Security key for downloading database was on GitHub

Feb 28, 2015 09:52 GMT  ·  By

An internal database of mobile app-based transportation network Uber has been accessed without authorization by a third-party that has yet to be identified, exposing information of 50,000 former and current drivers.

The illegal access occurred on May 13, 2014, but the company identified the incident on September 17, 2014, and has imposed the necessary security to avoid similar risks in the future.

Company initiated action to find the hacker

In an official statement disclosing the incident, Uber says that the perpetrator accessed the content only once, but a cybercriminal would not need more to extract the data.

The information exposed included names and driver’s license numbers, which could be used by criminals to impersonate the victim in traffic. If they get stopped in traffic by law enforcement, they can provide the fake documentation and direct all legal action towards the victim.

Uber says that, upon learning about the illegal access, it immediately locked the database by changing the access protocols, and started an investigation to determine the identity of the perpetrator.

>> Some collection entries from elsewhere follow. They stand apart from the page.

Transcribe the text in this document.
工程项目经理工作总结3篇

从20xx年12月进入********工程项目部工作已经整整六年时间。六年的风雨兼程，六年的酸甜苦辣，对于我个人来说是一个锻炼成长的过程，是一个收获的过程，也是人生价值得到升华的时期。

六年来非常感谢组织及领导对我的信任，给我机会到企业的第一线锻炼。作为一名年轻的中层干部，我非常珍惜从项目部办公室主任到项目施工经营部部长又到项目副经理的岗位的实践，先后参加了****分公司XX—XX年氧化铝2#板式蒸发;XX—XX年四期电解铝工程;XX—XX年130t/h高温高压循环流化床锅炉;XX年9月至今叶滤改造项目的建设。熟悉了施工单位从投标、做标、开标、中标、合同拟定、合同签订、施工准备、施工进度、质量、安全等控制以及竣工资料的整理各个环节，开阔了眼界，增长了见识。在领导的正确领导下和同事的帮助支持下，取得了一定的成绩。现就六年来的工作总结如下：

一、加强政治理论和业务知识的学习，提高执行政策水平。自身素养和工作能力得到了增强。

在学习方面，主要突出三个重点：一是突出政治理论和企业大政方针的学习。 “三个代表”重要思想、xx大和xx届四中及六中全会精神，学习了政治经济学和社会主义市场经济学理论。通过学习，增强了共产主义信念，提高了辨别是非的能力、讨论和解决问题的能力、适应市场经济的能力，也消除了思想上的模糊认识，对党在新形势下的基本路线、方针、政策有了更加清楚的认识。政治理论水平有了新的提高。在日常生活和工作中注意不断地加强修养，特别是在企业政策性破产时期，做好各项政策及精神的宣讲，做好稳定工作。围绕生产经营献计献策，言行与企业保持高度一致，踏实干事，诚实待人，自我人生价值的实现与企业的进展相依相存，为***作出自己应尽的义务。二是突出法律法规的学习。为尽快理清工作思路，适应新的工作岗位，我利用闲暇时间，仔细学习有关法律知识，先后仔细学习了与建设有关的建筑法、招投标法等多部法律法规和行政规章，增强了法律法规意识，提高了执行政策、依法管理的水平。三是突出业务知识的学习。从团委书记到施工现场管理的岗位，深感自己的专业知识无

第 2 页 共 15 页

To this end, the company initiated a John Doe lawsuit against the hacker. Should the perp be found, they would have to pay for the damage caused to Uber, including attorney fees. The loss incurred by the company as a result of the investigation is of more than $5,000./ €4,500.

It appears that the perpetrator was able to download the database by using data made available on GitHub. The entry, which has been removed, is believed to have included a security key that offered the possibility to download the database, according to the court document obtained by The Register.

GitHub has been served a subpoena to provide the log files with all IPs that accessed, viewed or modified a certain entry in the repository between the aforementioned time interval.

Complimentary identity protection services offered

Katherine Tassi, Uber’s Managing Counsel of Data Privacy said on Friday that the company decided to provide a free one-year subscription for identity protection services to all individuals impacted by the incident.

The details for subscribing to the service are available in the notification letter sent to the affected individuals.

She informs that there is no evidence at the moment that the information in the exposed database has been misused in any way. However, the recommendation is that all affected drivers monitor their credit reports for fraudulent transactions.

Launched publicly in 2010, Uber has grown to become available in more than 200 cities in the US and over 100,000 drivers rely on its app to receive requests for transportation services.